L’objectif des conventions acadiennes qui vont se succéder pendant quelques décennies est d’« acadianiser » la société dans laquelle ils forment une importante minorité. Les Acadiens réclament des évêques et des sénateurs, choisissent des signes identitaires comme une fête nationale et un drapeau, ils créent des institutions comme la Société nationale L’Assomption, et cherchent à corriger la situation déficiente de l’éducation française. Ils veulent aussi construire un patrimoine proprement acadien. Dans la province de la Nouvelle-Écosse, il y a pénurie de professeurs qualifiés et une absence de manuels en français. La création du collège d’enseignement supérieur privé Sainte-Anne, à Pointe-de-l’Église, en 1890, par des pères eudistes venus de France, constitue une amélioration importante.

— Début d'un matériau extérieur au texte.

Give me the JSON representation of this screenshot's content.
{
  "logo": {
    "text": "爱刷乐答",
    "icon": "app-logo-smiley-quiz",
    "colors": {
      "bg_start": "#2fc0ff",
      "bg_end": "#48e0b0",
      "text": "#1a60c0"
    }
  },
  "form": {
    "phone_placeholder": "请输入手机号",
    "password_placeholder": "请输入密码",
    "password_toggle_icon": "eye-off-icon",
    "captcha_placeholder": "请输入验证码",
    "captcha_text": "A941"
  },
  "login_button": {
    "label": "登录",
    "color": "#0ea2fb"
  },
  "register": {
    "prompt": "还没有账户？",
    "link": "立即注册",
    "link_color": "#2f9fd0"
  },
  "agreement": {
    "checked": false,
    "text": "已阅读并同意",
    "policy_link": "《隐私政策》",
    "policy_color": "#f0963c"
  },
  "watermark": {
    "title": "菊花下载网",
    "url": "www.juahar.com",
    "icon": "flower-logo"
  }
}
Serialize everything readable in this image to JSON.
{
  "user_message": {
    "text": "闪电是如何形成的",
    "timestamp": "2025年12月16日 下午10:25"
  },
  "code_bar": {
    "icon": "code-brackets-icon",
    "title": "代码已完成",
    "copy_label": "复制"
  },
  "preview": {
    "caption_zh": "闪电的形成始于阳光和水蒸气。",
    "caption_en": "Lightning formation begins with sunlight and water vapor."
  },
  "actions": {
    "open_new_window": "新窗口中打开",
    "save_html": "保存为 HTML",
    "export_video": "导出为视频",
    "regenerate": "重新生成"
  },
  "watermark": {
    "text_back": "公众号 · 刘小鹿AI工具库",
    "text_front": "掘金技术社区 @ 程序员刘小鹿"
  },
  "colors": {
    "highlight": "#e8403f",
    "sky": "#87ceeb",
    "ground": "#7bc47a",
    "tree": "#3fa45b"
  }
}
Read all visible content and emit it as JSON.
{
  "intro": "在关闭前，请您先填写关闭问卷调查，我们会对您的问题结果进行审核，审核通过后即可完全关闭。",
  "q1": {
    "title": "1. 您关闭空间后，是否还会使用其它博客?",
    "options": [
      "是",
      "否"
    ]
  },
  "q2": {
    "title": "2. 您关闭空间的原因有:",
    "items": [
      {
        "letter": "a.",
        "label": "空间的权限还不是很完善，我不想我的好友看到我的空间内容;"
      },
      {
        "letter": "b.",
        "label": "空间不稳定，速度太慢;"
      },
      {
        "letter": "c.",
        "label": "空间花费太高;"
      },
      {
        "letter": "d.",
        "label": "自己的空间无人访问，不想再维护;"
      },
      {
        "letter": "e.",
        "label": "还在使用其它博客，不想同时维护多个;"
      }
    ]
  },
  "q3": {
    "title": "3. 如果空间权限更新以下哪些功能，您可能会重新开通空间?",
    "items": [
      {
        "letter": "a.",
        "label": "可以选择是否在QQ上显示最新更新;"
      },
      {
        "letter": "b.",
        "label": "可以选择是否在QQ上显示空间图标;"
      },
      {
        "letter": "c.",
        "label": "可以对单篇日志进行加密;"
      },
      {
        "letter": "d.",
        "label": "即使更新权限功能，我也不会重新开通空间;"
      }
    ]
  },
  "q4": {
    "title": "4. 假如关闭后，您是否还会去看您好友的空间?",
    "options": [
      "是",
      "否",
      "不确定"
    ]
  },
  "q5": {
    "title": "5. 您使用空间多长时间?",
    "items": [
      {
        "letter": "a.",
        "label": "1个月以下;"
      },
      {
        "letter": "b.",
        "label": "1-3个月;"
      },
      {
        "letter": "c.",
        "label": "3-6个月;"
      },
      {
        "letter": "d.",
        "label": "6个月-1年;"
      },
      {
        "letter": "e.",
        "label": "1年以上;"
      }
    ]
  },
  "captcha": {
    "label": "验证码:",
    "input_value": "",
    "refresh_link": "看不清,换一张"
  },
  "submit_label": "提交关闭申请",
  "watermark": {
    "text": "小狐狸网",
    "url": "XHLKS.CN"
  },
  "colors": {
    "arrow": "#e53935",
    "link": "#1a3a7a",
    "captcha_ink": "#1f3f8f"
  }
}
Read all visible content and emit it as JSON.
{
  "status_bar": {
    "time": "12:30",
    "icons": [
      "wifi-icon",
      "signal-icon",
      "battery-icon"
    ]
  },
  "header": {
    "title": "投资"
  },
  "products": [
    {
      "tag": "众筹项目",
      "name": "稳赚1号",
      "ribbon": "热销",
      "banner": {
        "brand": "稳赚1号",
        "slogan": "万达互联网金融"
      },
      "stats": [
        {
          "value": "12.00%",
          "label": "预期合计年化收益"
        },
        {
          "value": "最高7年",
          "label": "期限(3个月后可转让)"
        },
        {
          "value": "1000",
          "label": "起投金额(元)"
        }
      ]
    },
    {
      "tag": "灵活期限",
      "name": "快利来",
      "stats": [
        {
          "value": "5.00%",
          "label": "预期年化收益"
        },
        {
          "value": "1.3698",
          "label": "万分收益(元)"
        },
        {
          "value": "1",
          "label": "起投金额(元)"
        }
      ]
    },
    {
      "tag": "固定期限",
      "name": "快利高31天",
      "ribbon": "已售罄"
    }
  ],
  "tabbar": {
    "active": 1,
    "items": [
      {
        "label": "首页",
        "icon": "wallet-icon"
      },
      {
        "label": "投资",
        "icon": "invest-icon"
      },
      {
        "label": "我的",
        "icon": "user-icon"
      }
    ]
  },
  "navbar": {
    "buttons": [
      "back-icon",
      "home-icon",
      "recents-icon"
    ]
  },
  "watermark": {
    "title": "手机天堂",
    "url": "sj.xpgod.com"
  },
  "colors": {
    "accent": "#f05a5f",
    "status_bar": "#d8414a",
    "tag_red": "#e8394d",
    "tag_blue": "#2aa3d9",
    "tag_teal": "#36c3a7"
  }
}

Beaucoup plus tard, en 1930, les autorités provinciales accorderont enfin aux Acadiens le droit d’enseigner en français jusqu’à la 6e année.
Résilience et persévérance
De 1880 à 1941, la population acadienne de la Nouvelle-Écosse passe de 41 000 à 66 000 personnes. Leur croissance est freinée par l’émigration aux États-Unis et un taux d’assimilation à la communauté anglophone évalué à 30 %. Même si certaines régions connaissent des élans de prospérité, une majorité d’Acadiens demeure pauvre. L’essor de la coopération, fortement soutenue par le clergé, puis le développement des programmes sociaux et l’application de mesures de développement régional par le gouvernement canadien, au milieu du 20e siècle, contribueront progressivement à améliorer leur niveau de vie.
Perspectives d’avenir
À partir des années 1960, la perception des anglophones à l’égard des Acadiens devient plus favorable. Elle se manifeste notamment par une connaissance plus répandue de la langue française de la part des anglophones. Davantage de politiciens acadiens se font aussi élire et certains d’entre eux occupent des postes de ministres. À partir de 1981, il est possible d’offrir des cours en français partout où la population le justifie. L’histoire des Acadiens, jusque-là occultée, fait également son apparition dans les programmes scolaires. Ces gains ne font cependant pas l’unanimité. Les difficultés de longue date des Acadiens en Nouvelle-Écosse ont été si grandes que certains parents acadiens accueillent froidement ces nouveaux programmes de français, craignant que leurs enfants soient pénalisés par une éducation unilingue française.
Aujourd’hui, il existe un réseau scolaire francophone complet en Nouvelle-Écosse, des écoles primaires locales (là où le nombre le justifie) jusqu’au niveau universitaire. Une loi sur les services en français a également été adoptée en 2004 par le gouvernement provincial. Les Acadiens de la Nouvelle-Écosse disposent maintenant de tous les outils nécessaires à leur développement, dans un contexte social plus favorable. Bien qu’ils ne représentent qu’un faible pourcentage de la population totale de la province (3,7 % en 2016), ils sont concentrés dans quelques régions où leur présence a plus de poids. Néanmoins, pour les 33 345 francophones, en majorité d’origine acadienne, le défi de faire rayonner la culture et la langue française demeure constant dans cette province.